A vibração é um ato único e criativo.
Existem padrões vibracionais
que se manifestam, no entanto, cada padrão dialoga com subjetividades, memórias
e circunstâncias presente que matizam a experiência, moldando constantemente a
personalidade (construindo referências à criação do personagem individual e/ou social).
A construção de um personagem são definições de padrões que irão se repetir.
Definimos do corpo físico à vida interior (podendo ser mais ou menos
psicológica, mais ou menos caricata, mais ou menos verossímil). Em um personagem
há um padrão que sempre o revisitamos, digno de identificação. O personagem de
antemão nos sugere um caminho, nos guia para criar um padrão que difere na
sutileza. E essa é uma questão que me interessa: existe tanto o padrão, como a
diferença no padrão. No teatro, em toda apresentação o ator tem que chegar a um
padrão estabelecido, e esse “chegar” (agenciamentos materiais complexos) é a
vida desmembrada em multiplicidades, quiçá, infinitas.

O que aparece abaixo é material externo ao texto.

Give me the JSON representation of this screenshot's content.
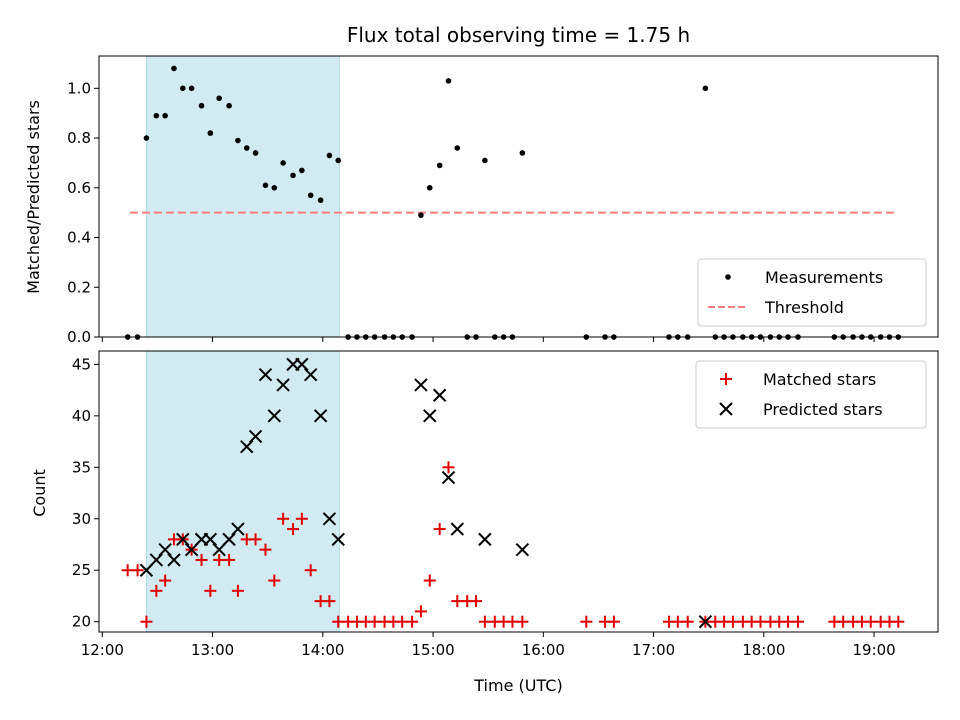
{
  "colors": {
    "measurement": "#000000",
    "threshold": "#ff7f7f",
    "matched": "#e00000",
    "predicted": "#000000",
    "shade": "#add8e6"
  },
  "chart_data": [
    {
      "type": "scatter",
      "title": "Flux total observing time = 1.75 h",
      "xlabel": "",
      "ylabel": "Matched/Predicted stars",
      "x_unit": "hours (UTC)",
      "xlim": [
        11.97,
        19.58
      ],
      "ylim": [
        0,
        1.13
      ],
      "yticks": [
        0.0,
        0.2,
        0.4,
        0.6,
        0.8,
        1.0
      ],
      "ytick_labels": [
        "0.0",
        "0.2",
        "0.4",
        "0.6",
        "0.8",
        "1.0"
      ],
      "shaded_span": [
        12.4,
        14.15
      ],
      "legend": {
        "placement": "lower right",
        "entries": [
          "Measurements",
          "Threshold"
        ]
      },
      "series": [
        {
          "name": "Measurements",
          "x": [
            12.23,
            12.32,
            12.4,
            12.49,
            12.57,
            12.65,
            12.73,
            12.81,
            12.9,
            12.98,
            13.06,
            13.15,
            13.23,
            13.31,
            13.39,
            13.48,
            13.56,
            13.64,
            13.73,
            13.81,
            13.89,
            13.98,
            14.06,
            14.14,
            14.23,
            14.31,
            14.39,
            14.47,
            14.56,
            14.64,
            14.72,
            14.81,
            14.89,
            14.97,
            15.06,
            15.14,
            15.22,
            15.31,
            15.39,
            15.47,
            15.56,
            15.64,
            15.72,
            15.81,
            16.39,
            16.56,
            16.64,
            17.14,
            17.22,
            17.31,
            17.47,
            17.56,
            17.64,
            17.72,
            17.81,
            17.89,
            17.97,
            18.06,
            18.14,
            18.22,
            18.31,
            18.64,
            18.72,
            18.81,
            18.89,
            18.97,
            19.06,
            19.14,
            19.22
          ],
          "y": [
            0.0,
            0.0,
            0.8,
            0.89,
            0.89,
            1.08,
            1.0,
            1.0,
            0.93,
            0.82,
            0.96,
            0.93,
            0.79,
            0.76,
            0.74,
            0.61,
            0.6,
            0.7,
            0.65,
            0.67,
            0.57,
            0.55,
            0.73,
            0.71,
            0.0,
            0.0,
            0.0,
            0.0,
            0.0,
            0.0,
            0.0,
            0.0,
            0.49,
            0.6,
            0.69,
            1.03,
            0.76,
            0.0,
            0.0,
            0.71,
            0.0,
            0.0,
            0.0,
            0.74,
            0.0,
            0.0,
            0.0,
            0.0,
            0.0,
            0.0,
            1.0,
            0.0,
            0.0,
            0.0,
            0.0,
            0.0,
            0.0,
            0.0,
            0.0,
            0.0,
            0.0,
            0.0,
            0.0,
            0.0,
            0.0,
            0.0,
            0.0,
            0.0,
            0.0
          ]
        },
        {
          "name": "Threshold",
          "type": "line",
          "x": [
            12.25,
            19.2
          ],
          "y": [
            0.5,
            0.5
          ]
        }
      ]
    },
    {
      "type": "scatter",
      "title": "",
      "xlabel": "Time (UTC)",
      "ylabel": "Count",
      "x_unit": "hours (UTC)",
      "xlim": [
        11.97,
        19.58
      ],
      "ylim": [
        19.0,
        46.3
      ],
      "xticks": [
        12,
        13,
        14,
        15,
        16,
        17,
        18,
        19
      ],
      "xtick_labels": [
        "12:00",
        "13:00",
        "14:00",
        "15:00",
        "16:00",
        "17:00",
        "18:00",
        "19:00"
      ],
      "yticks": [
        20,
        25,
        30,
        35,
        40,
        45
      ],
      "ytick_labels": [
        "20",
        "25",
        "30",
        "35",
        "40",
        "45"
      ],
      "shaded_span": [
        12.4,
        14.15
      ],
      "legend": {
        "placement": "upper right",
        "entries": [
          "Matched stars",
          "Predicted stars"
        ]
      },
      "series": [
        {
          "name": "Matched stars",
          "marker": "plus",
          "x": [
            12.23,
            12.32,
            12.4,
            12.49,
            12.57,
            12.65,
            12.73,
            12.81,
            12.9,
            12.98,
            13.06,
            13.15,
            13.23,
            13.31,
            13.39,
            13.48,
            13.56,
            13.64,
            13.73,
            13.81,
            13.89,
            13.98,
            14.06,
            14.14,
            14.23,
            14.31,
            14.39,
            14.47,
            14.56,
            14.64,
            14.72,
            14.81,
            14.89,
            14.97,
            15.06,
            15.14,
            15.22,
            15.31,
            15.39,
            15.47,
            15.56,
            15.64,
            15.72,
            15.81,
            16.39,
            16.56,
            16.64,
            17.14,
            17.22,
            17.31,
            17.47,
            17.56,
            17.64,
            17.72,
            17.81,
            17.89,
            17.97,
            18.06,
            18.14,
            18.22,
            18.31,
            18.64,
            18.72,
            18.81,
            18.89,
            18.97,
            19.06,
            19.14,
            19.22
          ],
          "y": [
            25,
            25,
            20,
            23,
            24,
            28,
            28,
            27,
            26,
            23,
            26,
            26,
            23,
            28,
            28,
            27,
            24,
            30,
            29,
            30,
            25,
            22,
            22,
            20,
            20,
            20,
            20,
            20,
            20,
            20,
            20,
            20,
            21,
            24,
            29,
            35,
            22,
            22,
            22,
            20,
            20,
            20,
            20,
            20,
            20,
            20,
            20,
            20,
            20,
            20,
            20,
            20,
            20,
            20,
            20,
            20,
            20,
            20,
            20,
            20,
            20,
            20,
            20,
            20,
            20,
            20,
            20,
            20,
            20
          ]
        },
        {
          "name": "Predicted stars",
          "marker": "x",
          "x": [
            12.4,
            12.49,
            12.57,
            12.65,
            12.73,
            12.81,
            12.9,
            12.98,
            13.06,
            13.15,
            13.23,
            13.31,
            13.39,
            13.48,
            13.56,
            13.64,
            13.73,
            13.81,
            13.89,
            13.98,
            14.06,
            14.14,
            14.89,
            14.97,
            15.06,
            15.14,
            15.22,
            15.47,
            15.81,
            17.47
          ],
          "y": [
            25,
            26,
            27,
            26,
            28,
            27,
            28,
            28,
            27,
            28,
            29,
            37,
            38,
            44,
            40,
            43,
            45,
            45,
            44,
            40,
            30,
            28,
            43,
            40,
            42,
            34,
            29,
            28,
            27,
            20
          ]
        }
      ]
    }
  ]
}
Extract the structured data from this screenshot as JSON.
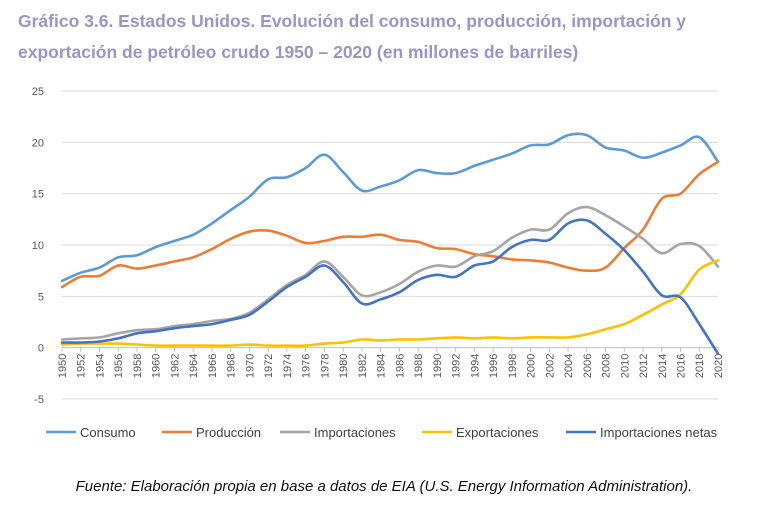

Pensamos o padrão coletivo
se desmembrando em atores distintos. Todos iguais? Sim e Não: todos iguais,
pontos comuns que os identificam; todos diferentes, nuances intrínsecas.
O personagem serve a algo
superior: o espetáculo. Está a serviço da concepção. Seu desempenho, sua
construção subjetiva, dialoga compondo com todos os elementos teatrais (da
dramaturgia ao cenário; das ações ao público). E as nuances de sua
interpretação são responsáveis...
O público
“É,
então, ao cinema que devemos nos dirigir se quisermos ver personagens (e com
estes nos identificarmos), ou se quisermos vivenciar a experiência de sermos
sujeitos-espectadores da representação.”
(GUÉNOUN,
p: 129, 2004)
Uma apresentação de um
espetáculo pressupõe alguém assistindo: um
espectador que, inevitavelmente, exerce influência sobre o espetáculo. Agente
criativo. Sempre que refletimos na criação teatral, a entidade público tem que ser considerada. Inevitavelmente. Pois,
para que serve o personagem senão para o público? E para falar do público,
teremos que falar um pouco do papel que o teatro (e o personagem) ocupa hoje
depois da revolução tecnológica. O advento do audiovisual e sua popularização
começa a exercer a função que era do teatro, principalmente em relação a
identificação com personagens e estórias. Então, o ator que busca o personagem,
agora, também o encontra como opção a linguagem do cinema, televisão, vídeo
(com suas exigências específicas da linguagem). No entanto, no teatro uma coisa
é insubstituível, o jogo: o estar fazendo. O prazer de estar jogando e o prazer
de ver os atores jogarem (GUÉNOUN, 2004). Por mais que a proposta de fazer um
programa de televisão, por exemplo, ao vivo, em que os atores improvisem a cada
programa, existe o filtro da câmera, que é um abismo entre ator e público, a
presença física é insubstituível.
Como a Presença é inevitável
a concepção tem obediência ao público. É diferente apresentar para 100, 12, 45,
2000, 7, 67, 2... pessoas. É diferente apresentar para 7, e o espetáculo foi
concebido para 7; do que apresentar para 7, e o espetáculo foi concebido para
60. Difere sala e rua. O público não está nos ensaios fisicamente (apenas como
áurea) e o jogo já está acontecendo, aos poucos vão entrando, um ou outro vão
assistindo, até que se abre ao público geral concebido. Então, o local e o
número de pessoas influenciam diretamente na concepção.
A Concepção
“No
teatro temos um elo visível – o espetáculo – e um outro quase invisível: os
ensaios. Os ensaios não são apenas a preparação para a estréia do espetáculo,
são para o ator um terreno em que descobrir a si mesmo, suas capacidades, as
possibilidades de ultrapassar os próprios limites”.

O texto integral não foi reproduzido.